Três filhos, beleza, saúde, vida conjugal boa… É a matéria-prima do comercial de margarina. Ou, um pouco mais na vanguarda, de câmera digital. Vanguarda, nesse caso, porque a família em questão é formada por dois homens, e negros.
Ano passado o casal de atores Kordale e Kaleb Lewis tornaram-se a sensação do Instagram por algumas semanas, quando Kordale postou uma foto do casal penteando o cabelo das filhas no banheiro durante a rotina matinal da família. Não há descrição de coisa mais prosaica na vida, mas a imagem causou reações fortes nas redes sociais, vindas tanto de pessoas que lamentavam o futuro daquelas “pobres crianças” que estavam sendo criadas por um casal gay, como de gente mais sensata que (como nós) achava essa cena uma coisa linda. Não deve-se desprezar também uma boa dose de racismo (assumido ou não) por trás da “polêmica”, devido ao fato que muitos não estão acostumados a ver a) negros felizes, b) negros lindos e felizes, c) negros lindos, felizes e gays, e d) negros lindos, felizes, gays e com filhos.
No ano que se passou, o casal fez o melhor para aproveitar a celebridade involuntária e ao mesmo tempo preservar os filhos do escrutínio alheio. Seis meses depois de se tornarem virais, Kordale lançou o livro Picture Perfect? (“Foto Perfeita?”), uma autobiografia em que conta as dificuldades por que passou em sua infância, o convívio com a mãe viciada em drogas, a descoberta de sua sexualidade, o desafio de se tornar pai jovem e, claro, como lidou com a atenção sobre sua família.
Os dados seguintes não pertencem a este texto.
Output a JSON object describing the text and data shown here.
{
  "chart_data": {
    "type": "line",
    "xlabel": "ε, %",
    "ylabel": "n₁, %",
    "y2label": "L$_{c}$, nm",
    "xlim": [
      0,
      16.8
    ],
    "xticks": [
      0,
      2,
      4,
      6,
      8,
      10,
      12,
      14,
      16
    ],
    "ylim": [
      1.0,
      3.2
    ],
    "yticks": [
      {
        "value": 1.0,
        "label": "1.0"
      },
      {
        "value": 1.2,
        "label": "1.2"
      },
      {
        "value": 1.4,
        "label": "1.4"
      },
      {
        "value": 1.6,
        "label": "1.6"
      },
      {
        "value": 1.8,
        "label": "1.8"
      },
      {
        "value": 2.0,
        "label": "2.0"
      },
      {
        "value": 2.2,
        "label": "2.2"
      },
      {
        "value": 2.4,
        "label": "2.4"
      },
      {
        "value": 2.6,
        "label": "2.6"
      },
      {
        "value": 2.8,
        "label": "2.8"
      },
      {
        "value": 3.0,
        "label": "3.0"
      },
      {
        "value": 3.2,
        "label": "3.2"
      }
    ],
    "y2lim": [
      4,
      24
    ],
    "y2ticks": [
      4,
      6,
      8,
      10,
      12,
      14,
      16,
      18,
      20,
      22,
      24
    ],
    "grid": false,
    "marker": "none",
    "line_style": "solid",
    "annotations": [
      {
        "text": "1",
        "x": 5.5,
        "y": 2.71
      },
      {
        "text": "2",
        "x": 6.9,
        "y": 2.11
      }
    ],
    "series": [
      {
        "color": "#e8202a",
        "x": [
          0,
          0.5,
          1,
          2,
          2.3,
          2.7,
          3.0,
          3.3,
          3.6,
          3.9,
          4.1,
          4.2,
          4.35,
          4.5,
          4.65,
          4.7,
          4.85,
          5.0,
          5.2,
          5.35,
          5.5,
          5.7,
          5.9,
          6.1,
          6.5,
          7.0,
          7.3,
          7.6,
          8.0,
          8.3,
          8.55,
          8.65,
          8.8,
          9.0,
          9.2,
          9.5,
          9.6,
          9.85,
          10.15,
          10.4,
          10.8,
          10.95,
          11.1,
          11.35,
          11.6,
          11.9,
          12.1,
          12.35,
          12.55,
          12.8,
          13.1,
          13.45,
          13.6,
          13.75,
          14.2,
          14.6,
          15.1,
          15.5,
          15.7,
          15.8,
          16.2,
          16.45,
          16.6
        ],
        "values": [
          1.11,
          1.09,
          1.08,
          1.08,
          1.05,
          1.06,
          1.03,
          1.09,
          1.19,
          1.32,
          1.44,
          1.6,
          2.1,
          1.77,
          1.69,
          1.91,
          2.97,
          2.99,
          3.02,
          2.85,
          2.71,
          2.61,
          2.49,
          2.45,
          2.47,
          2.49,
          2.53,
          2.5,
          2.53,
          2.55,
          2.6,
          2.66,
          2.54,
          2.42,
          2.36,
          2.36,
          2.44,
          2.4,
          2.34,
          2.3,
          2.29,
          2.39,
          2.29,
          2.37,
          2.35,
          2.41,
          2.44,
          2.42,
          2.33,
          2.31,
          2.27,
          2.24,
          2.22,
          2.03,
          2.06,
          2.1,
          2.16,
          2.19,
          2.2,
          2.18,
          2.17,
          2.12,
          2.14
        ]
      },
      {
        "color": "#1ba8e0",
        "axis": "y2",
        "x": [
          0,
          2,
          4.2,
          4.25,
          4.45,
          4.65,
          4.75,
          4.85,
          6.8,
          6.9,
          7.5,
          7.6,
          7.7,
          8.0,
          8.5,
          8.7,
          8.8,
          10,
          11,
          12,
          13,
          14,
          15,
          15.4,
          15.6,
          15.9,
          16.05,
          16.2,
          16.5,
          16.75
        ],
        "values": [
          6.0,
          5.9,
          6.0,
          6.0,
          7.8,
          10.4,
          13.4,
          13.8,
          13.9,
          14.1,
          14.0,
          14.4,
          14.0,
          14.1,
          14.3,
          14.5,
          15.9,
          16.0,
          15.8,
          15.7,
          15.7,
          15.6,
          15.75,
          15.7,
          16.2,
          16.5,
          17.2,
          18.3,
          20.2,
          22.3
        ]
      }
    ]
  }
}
A foto-fenômeno continua rendendo – agora o casal tornou-se garoto-propaganda das câmeras Nikon, que divulgou um novo vídeo promocional estrelado pela família na semana passada. “Nós só queremos que as pessoas saibam que, ei, a gente é normal, e você não pode julgar as pessoas pelo que é normal para eles, não mesmo”, Kaleb explica no começo do vídeo. “Nossa rotina basicamente é acordar às 5:30 da manhã e tomar café, e daí pentear o cabelo das nossas filhas. Quaisquer pais que se levantam às 5:30 da manhã e arrumam o cabelo das filhas, não importa quem sejam, são uma família.”
Mais para frente ele continua: “nós, pais, trazemos os filhos ao mundo e temos que guiá-los para que sejam pessoas melhores que nós, e nós queremos que eles sejam melhores que nós. Nós queremos que eles deem certo e façam as coisas que nós não pudemos fazer. Essas crianças são as donas do nosso coração”. Em nada diferente de qualquer casal que ama seus filhos, gay ou hétero, ou de qualquer etnia.
É interessante reparar como algo que seria impensável há nem tanto tempo assim – um casal “em nada convencional” ser usado para promover um produto – agora é uma realidade, e denota que a marca em questão está em sintonia com a nova realidade e com o que está se tornando bacana e bonito. Várias outras marcas no exterior estão embarcando no movimento de representar casais homoafetivos em suas campanhas – vejam os casos da Tiffany, da Microsoft, da Nordstrom, da Gap, da Banana Republic, da J. Crew, da Nabisco… A publicidade brasileira ainda tem que correr muito atrás da gringa – ainda prefere casais coxinha como Luciano Huck e Angélica. “O público brasileiro não está preparado!”, dirão muitos. Acho que subestima-se muito o público brasileiro. Não preparados estão os publicitários, sempre com o cu na mão de perderem suas contas, e os executivos que os contratam.
Que lindo quero uma família assim!
Chorei… Lindo.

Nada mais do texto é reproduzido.